I’ve used these things, and I think that, in the context of someone with postprandial glucose excursions, it may knock down the peak of that. But what’s it doing long term, and are there side effects? Also, I don’t think anyone has just measured insulin, which we were talking about. We have a lot to learn before these things can be suggested for patients.

Rob Lustig: I agree.

Dominic D’Agostino: The hot topic now—and we’re talking about it in class—is the implications of these GLP-1 inhibitors.

Rob Lustig: They’re GLP-1 analogues, not inhibitors.

Dominic D’Agostino: Oh, yeah. Analogues.

Rob Lustig: I don’t think we know the answer to that. What we do know is that they cause insulin release. That’s why they work for diabetes. But more importantly, they work at the level of the brainstem to actually tell your brain that you’re full. They’re part of the satiety signal. They always have been. We’ve known that for a long time.

We’re basically telling the brain we’re full all the time, which is one of the reasons these analogues can lead to weight loss: the reduction in food intake. Whether it’s a direct effect on insulin resistance, or an indirect effect because you’re getting rid of the things in the diet that are causing the insulin resistance, is still unknown.

Dominic D’Agostino: It’s a little bit counterintuitive because the GLP analogues do cause a release of insulin and an augmented release of insulin. Are they working centrally and in some way enhancing insulin sensitivity? It’s hard to look at this independent of weight loss, because that’s just a side effect of these drugs, mostly through nausea and things that are unpleasant.

Rob Lustig: Right.

Dominic D’Agostino: To be determined. I guess.

Rob Lustig: At this point, we have the answers for that yet.

Dominic D’Agostino: Thanks for the discussion, Rob.

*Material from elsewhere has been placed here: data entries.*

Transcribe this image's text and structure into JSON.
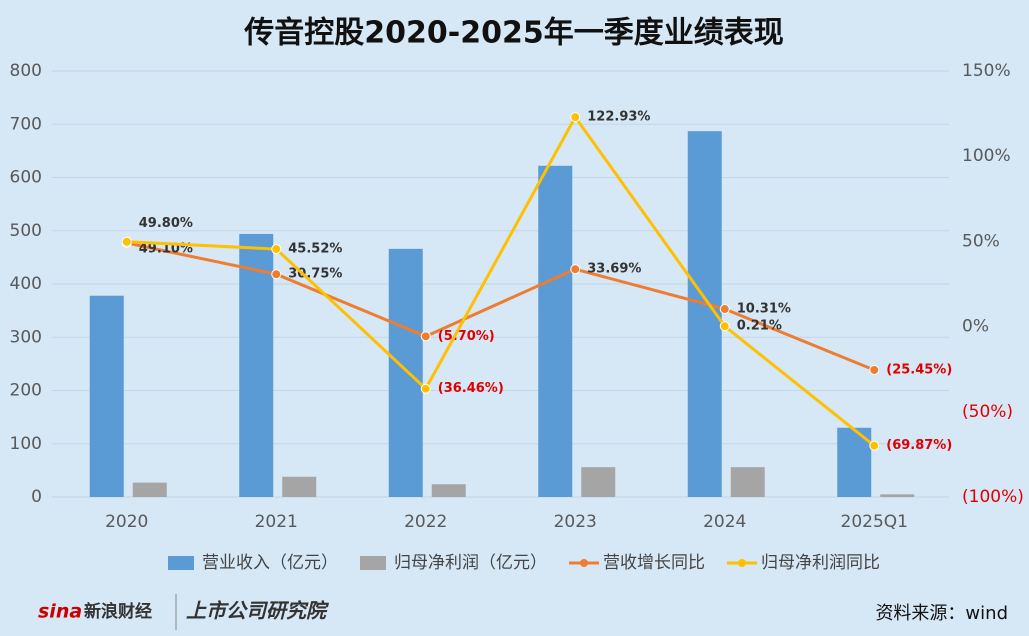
{
  "chart_data": {
    "type": "bar",
    "title": "传音控股2020-2025年一季度业绩表现",
    "categories": [
      "2020",
      "2021",
      "2022",
      "2023",
      "2024",
      "2025Q1"
    ],
    "series": [
      {
        "name": "营业收入（亿元）",
        "type": "bar",
        "color": "#5b9bd5",
        "values": [
          378,
          494,
          466,
          622,
          687,
          130
        ]
      },
      {
        "name": "归母净利润（亿元）",
        "type": "bar",
        "color": "#a5a5a5",
        "values": [
          27,
          38,
          24,
          56,
          56,
          5
        ]
      },
      {
        "name": "营收增长同比",
        "type": "line",
        "axis": "y2",
        "color": "#ed7d31",
        "values": [
          49.1,
          30.75,
          -5.7,
          33.69,
          10.31,
          -25.45
        ],
        "value_labels": [
          "49.10%",
          "30.75%",
          "(5.70%)",
          "33.69%",
          "10.31%",
          "(25.45%)"
        ]
      },
      {
        "name": "归母净利润同比",
        "type": "line",
        "axis": "y2",
        "color": "#ffc000",
        "values": [
          49.8,
          45.52,
          -36.46,
          122.93,
          0.21,
          -69.87
        ],
        "value_labels": [
          "49.80%",
          "45.52%",
          "(36.46%)",
          "122.93%",
          "0.21%",
          "(69.87%)"
        ]
      }
    ],
    "ylim": [
      0,
      800
    ],
    "yticks": [
      0,
      100,
      200,
      300,
      400,
      500,
      600,
      700,
      800
    ],
    "y2lim": [
      -100,
      150
    ],
    "y2ticks": [
      {
        "value": -100,
        "label": "(100%)"
      },
      {
        "value": -50,
        "label": "(50%)"
      },
      {
        "value": 0,
        "label": "0%"
      },
      {
        "value": 50,
        "label": "50%"
      },
      {
        "value": 100,
        "label": "100%"
      },
      {
        "value": 150,
        "label": "150%"
      }
    ],
    "grid": true,
    "legend": "bottom"
  },
  "footer": {
    "logo_left": "新浪财经",
    "logo_right": "上市公司研究院",
    "source": "资料来源：wind"
  }
}
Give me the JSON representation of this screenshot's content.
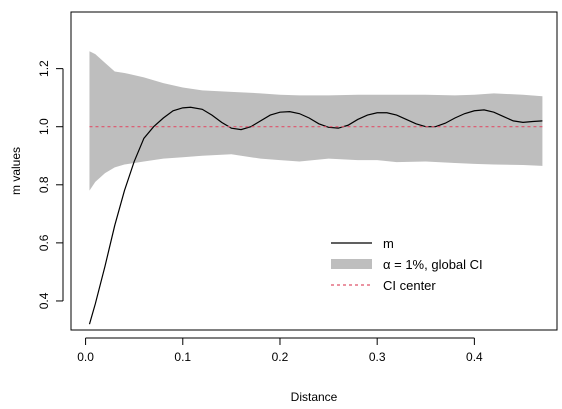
{
  "chart_data": {
    "type": "line",
    "xlabel": "Distance",
    "ylabel": "m values",
    "xlim": [
      -0.015,
      0.485
    ],
    "ylim": [
      0.3,
      1.395
    ],
    "x_ticks": [
      0.0,
      0.1,
      0.2,
      0.3,
      0.4
    ],
    "x_tick_labels": [
      "0.0",
      "0.1",
      "0.2",
      "0.3",
      "0.4"
    ],
    "y_ticks": [
      0.4,
      0.6,
      0.8,
      1.0,
      1.2
    ],
    "y_tick_labels": [
      "0.4",
      "0.6",
      "0.8",
      "1.0",
      "1.2"
    ],
    "grid": false,
    "legend_position": "bottom-right",
    "legend": [
      {
        "label": "m",
        "kind": "line",
        "color": "#000000"
      },
      {
        "label": "α = 1%, global CI",
        "kind": "band",
        "color": "#bebebe"
      },
      {
        "label": "CI center",
        "kind": "dashed-line",
        "color": "#df536b"
      }
    ],
    "series": [
      {
        "name": "m",
        "color": "#000000",
        "x": [
          0.004,
          0.01,
          0.02,
          0.03,
          0.04,
          0.05,
          0.06,
          0.07,
          0.08,
          0.09,
          0.1,
          0.108,
          0.12,
          0.13,
          0.14,
          0.15,
          0.16,
          0.17,
          0.18,
          0.19,
          0.2,
          0.21,
          0.22,
          0.23,
          0.24,
          0.25,
          0.26,
          0.27,
          0.28,
          0.29,
          0.3,
          0.31,
          0.32,
          0.33,
          0.34,
          0.35,
          0.36,
          0.37,
          0.38,
          0.39,
          0.4,
          0.41,
          0.42,
          0.43,
          0.44,
          0.45,
          0.46,
          0.47
        ],
        "y": [
          0.32,
          0.39,
          0.52,
          0.66,
          0.78,
          0.88,
          0.96,
          1.0,
          1.03,
          1.055,
          1.065,
          1.067,
          1.06,
          1.04,
          1.015,
          0.995,
          0.99,
          1.0,
          1.02,
          1.04,
          1.05,
          1.052,
          1.045,
          1.03,
          1.01,
          0.998,
          0.995,
          1.005,
          1.025,
          1.04,
          1.048,
          1.048,
          1.04,
          1.025,
          1.01,
          1.0,
          1.0,
          1.012,
          1.03,
          1.045,
          1.055,
          1.058,
          1.05,
          1.035,
          1.02,
          1.015,
          1.018,
          1.02
        ]
      },
      {
        "name": "CI center",
        "color": "#df536b",
        "x": [
          0.004,
          0.47
        ],
        "y": [
          1.0,
          1.0
        ]
      }
    ],
    "band": {
      "name": "α = 1%, global CI",
      "color": "#bebebe",
      "x": [
        0.004,
        0.01,
        0.02,
        0.03,
        0.04,
        0.06,
        0.08,
        0.1,
        0.12,
        0.15,
        0.18,
        0.2,
        0.22,
        0.25,
        0.28,
        0.3,
        0.32,
        0.35,
        0.38,
        0.4,
        0.42,
        0.45,
        0.47
      ],
      "upper": [
        1.26,
        1.25,
        1.22,
        1.19,
        1.185,
        1.17,
        1.15,
        1.135,
        1.125,
        1.12,
        1.115,
        1.11,
        1.108,
        1.108,
        1.11,
        1.11,
        1.11,
        1.11,
        1.108,
        1.11,
        1.115,
        1.11,
        1.105
      ],
      "lower": [
        0.78,
        0.81,
        0.84,
        0.86,
        0.87,
        0.88,
        0.89,
        0.895,
        0.9,
        0.905,
        0.89,
        0.885,
        0.88,
        0.89,
        0.885,
        0.885,
        0.878,
        0.88,
        0.875,
        0.872,
        0.87,
        0.868,
        0.865
      ]
    }
  }
}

I’ve learned a tremendous amount, and you’ve just further shown that you are an encyclopedia of information on this topic from the clinical perspective, and from the actionable things that people can do.

I commend you for what you’re doing and the information you’re putting out: your books, your podcasts, and everything. You’re helping so many people through the outreach you’re doing, and I really appreciate that.

Rob Lustig: Well, thank you, Dom. You are, shall we say, at the cutting edge of this entire metabolic health movement that is now at the precipice. We are at the tipping point, but I hope that this has been helpful and useful to the general public in terms of understanding why this insulin resistance phenomenon exists, why it’s important, why we as metabolic physiologists focus on trying to understand it and also ameliorate it. This is where the action is.